Wednesday, May 30, 2018

Seiko 5 vs Almost Anything by Swatch

It's Enten – Eller Time again at The Wrong Monkey!

To people who are really into watches in a big way, the Seiko 5 is legendary. If you talk to, say, 100 experts on watches, and ask them which brand gives the most value for the money, and which model is the very best bargain at all, you won't necessarily get two sets of 100 identical answers -- but there is no doubt, no doubt whatsoever, that the brand which will get mentioned most often is Seiko, and that the model which will get mentioned most often is the Seiko 5.


The question is, to how many people who are not into watches in a big way will this matter? I'm just going to assert that people who are into Swatches --


-- in a big way, are rarely into watches in general in a big way.

Those of us fascinated by watches in general are mostly men. Think of it this way: women have shoes, we have watches. There are some men who have huge collections of shoes, and some women who have huge collections of watches, but not many. Most of the watches sold by far are men's watches, just as most of the shoes sold by far are women's shoes.

I'm not sure that most Swatch owners are men.

Those of us fascinated by watches in general tend to be very much interested in the functionality of the watch. Mechanical watches -- watches which are powered by springs, springs which are wound either manually or, in the case of what is known as an automatic watch, are wound by the motion of the wrist of the person wearing the watch. Most mechnical watches sold these days are automatic -- almost always interest us more than battery-powered watches. We're interested in accuracy, precision (those are two different things. You probably already knew that or probably don't care), reliability, unusual features which made not be at all visible unless the watch is taken apart -- function, function, function. You want to get a watch enthusiast's heart racing? Show him a watch which you wind up and it runs for 5 or 10 (or 30, or 50) days before it needs to be wound again, that keeps time within 1 or 2 seconds per 24 hours, that will probably run for 100 years without being serviced, but don't speak of the watch going without a routine servicing every few years unless you want to cause the watch enthusiast pain.

Almost all Swatches are battery-powered, and don't open up for servicing, so you just throw them away when they stop running. Both the batteries and the throwaway aspect make them much less interesting for us watch nuts. A few years ago, Swatch finally introduced its first spring-powered watch, the Sistem 51, and we watch nuts leaned forward in great interest -- until we learned that the Sistem 51 didn't open up, cannot be repaired, and then most of us leaned at least partway back again. Then a couple of years later Swatch introduced the Sistem 51 Irony, which opens up. At last, there is a watch from Swatch that a lot of us would consider buying.

Still, though, it's just the one model, and Swatch continues to make almost all their watches battery-powered and disposable, so they're still really not about us. Which makes it rather hard to get very enthusiastic about them.

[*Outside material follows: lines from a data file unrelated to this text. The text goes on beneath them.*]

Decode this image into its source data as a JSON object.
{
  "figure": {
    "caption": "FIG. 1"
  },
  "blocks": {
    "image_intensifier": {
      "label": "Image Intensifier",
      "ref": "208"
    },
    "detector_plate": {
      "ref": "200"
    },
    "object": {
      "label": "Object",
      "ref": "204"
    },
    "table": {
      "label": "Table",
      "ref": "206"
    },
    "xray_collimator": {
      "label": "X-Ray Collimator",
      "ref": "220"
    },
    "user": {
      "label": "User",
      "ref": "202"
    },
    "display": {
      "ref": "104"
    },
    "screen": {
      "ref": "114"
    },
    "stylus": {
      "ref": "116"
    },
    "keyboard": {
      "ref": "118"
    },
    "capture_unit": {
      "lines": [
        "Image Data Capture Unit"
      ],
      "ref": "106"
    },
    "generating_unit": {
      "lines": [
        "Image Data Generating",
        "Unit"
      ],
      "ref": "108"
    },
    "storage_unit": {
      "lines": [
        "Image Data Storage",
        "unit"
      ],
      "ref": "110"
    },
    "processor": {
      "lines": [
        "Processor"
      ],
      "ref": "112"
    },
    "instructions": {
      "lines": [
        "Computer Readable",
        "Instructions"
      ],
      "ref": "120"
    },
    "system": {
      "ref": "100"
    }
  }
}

However, Swatches look absolutely amazing. Here, look at some more of them:


Nothing else on Earth looks like Swatches. Even those of us who are into mechanical watches can see that. And that, quite obviously, is what Swatches are all about to most of the people who own them.

So why am I telling you all this? Because, a little earlier, an acquaintance of mine expressed an enthusiasm for Swatch. I was about to tell her that, for about as much money as a Swatch, she could get a Seiko 5, and that if she wore a Seiko 5, any watch geek who saw it on her arm would immediately find her interesting.

And then I thought -- does she have any desire, at all, to be interesting to watch geeks?

And I simply couldn't convince myself that she did. Indeed, it was pretty easy to imagine her being creeped out by the idea of drawing a lot of attention from watch geeks.

If I became extremely knowledgeable about shoes, would that make me more interesting to women? Oh well, it's a rhetorical question, because I'm not going to become extremely knowledgeable about shoes. If a woman were extremely knowledgeable about watches, would that make her more attractive to me? I'm really not sure that it would. In fact -- based on the few women I've known who are real watch aficionados, I'd have to say: it makes them neither more or less attractive. To me. Perhaps it makes them irresistible to some others.